I also have this Spanish novel to read which is really becoming a pain but I don't I have to get it done because I a m giving a presentation about it on Friday...then there is Dance Marathon which is a whole other ball game that I am really ready to be done with. ok...thats enough of my ranting, I wish Jennifer would get here to the foundation so I could go read my book.

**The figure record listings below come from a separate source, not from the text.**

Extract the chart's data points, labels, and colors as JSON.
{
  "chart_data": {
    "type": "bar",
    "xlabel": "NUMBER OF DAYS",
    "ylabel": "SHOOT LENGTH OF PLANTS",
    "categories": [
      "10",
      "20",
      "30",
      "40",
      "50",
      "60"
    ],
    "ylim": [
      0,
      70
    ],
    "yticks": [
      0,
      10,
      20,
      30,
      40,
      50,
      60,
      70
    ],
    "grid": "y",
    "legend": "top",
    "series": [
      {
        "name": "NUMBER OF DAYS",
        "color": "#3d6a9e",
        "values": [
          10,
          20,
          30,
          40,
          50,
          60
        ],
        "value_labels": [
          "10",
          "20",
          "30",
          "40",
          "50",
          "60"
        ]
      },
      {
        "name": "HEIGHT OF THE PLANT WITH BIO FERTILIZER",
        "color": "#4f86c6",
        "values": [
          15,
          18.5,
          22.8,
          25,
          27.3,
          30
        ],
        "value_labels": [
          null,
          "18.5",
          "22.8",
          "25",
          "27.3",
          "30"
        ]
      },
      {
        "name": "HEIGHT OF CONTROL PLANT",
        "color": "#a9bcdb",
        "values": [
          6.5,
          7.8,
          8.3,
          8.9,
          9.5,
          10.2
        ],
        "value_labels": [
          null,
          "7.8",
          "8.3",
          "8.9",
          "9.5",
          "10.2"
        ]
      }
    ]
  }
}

Thursday, February 16, 2006

Hearts, Flowers and a lot of snow

Well, the girls at La Discoteca (aka the Duplex) made off pretty well after V-Day. Three Bouquets of flowers, a bowl of milk duds and malt balls,and a pot of gold from Derek...we all knew we were well loved.
It's snowing like cats and dogs today and is really the first real snow we have gotten since Thanksgiving. For Nebraska being known for its cold winters, we have been spoiled with 60 degree days. Lately have just been trying to make it month to month with money, which is scary seeing as the situation never seems to be getting better. We read a poem by Sir Walter Raleigh in Renaissance Lit., where he discussed how the learned become poor if thats the case then I will probably be out on the street begging by the time I am 30. I have been trying to tell myself that not having much money helps you realize the sweeter things in life, so far I am not convincing myself.
Exciting things of the week: Simon has an interview today to teach at SCC, I got a 98% on a Spanish test(this has never happened before), and Meg's sister is valedictorian at her high school! This is a lot of things to be thankful for even though times may be a little rough.

Tuesday, January 24, 2006

Family Room=Crazy Day

I am currently try to figure out how to get ordering done for dance marathon and it has turned into quite a project, but I think I almost have it all figured out. I have decided that I am going to really need some time to sit and breath after February is all over. In other news, it is confirmed that Simon's little cousin, Zahra is going to be our flower girl. She told her Mom it is her dream come true which made me smile. I think every little girl needs a dream come true so I am glad I helped with that one, I think that about covers things for now.

Thursday, January 19, 2006

New Semster Craziness

My last spring semester..that is very weird to say. Wel I think I have had to use drop/add forms more this semester than ever before but I finally have my spring schedule perfect and I can work all afternoons at the good old NU foundation. I had the wonderful idea of getting up at 5:30 yesterday to swim at the Rec...note to self this is a bad idea because it is cold and dark out. So I have decided I will probably just look the same at my wedding instead of incredibly fit, because I officially hate working out.I am excited about being done with this semester so then I can get married:) yay!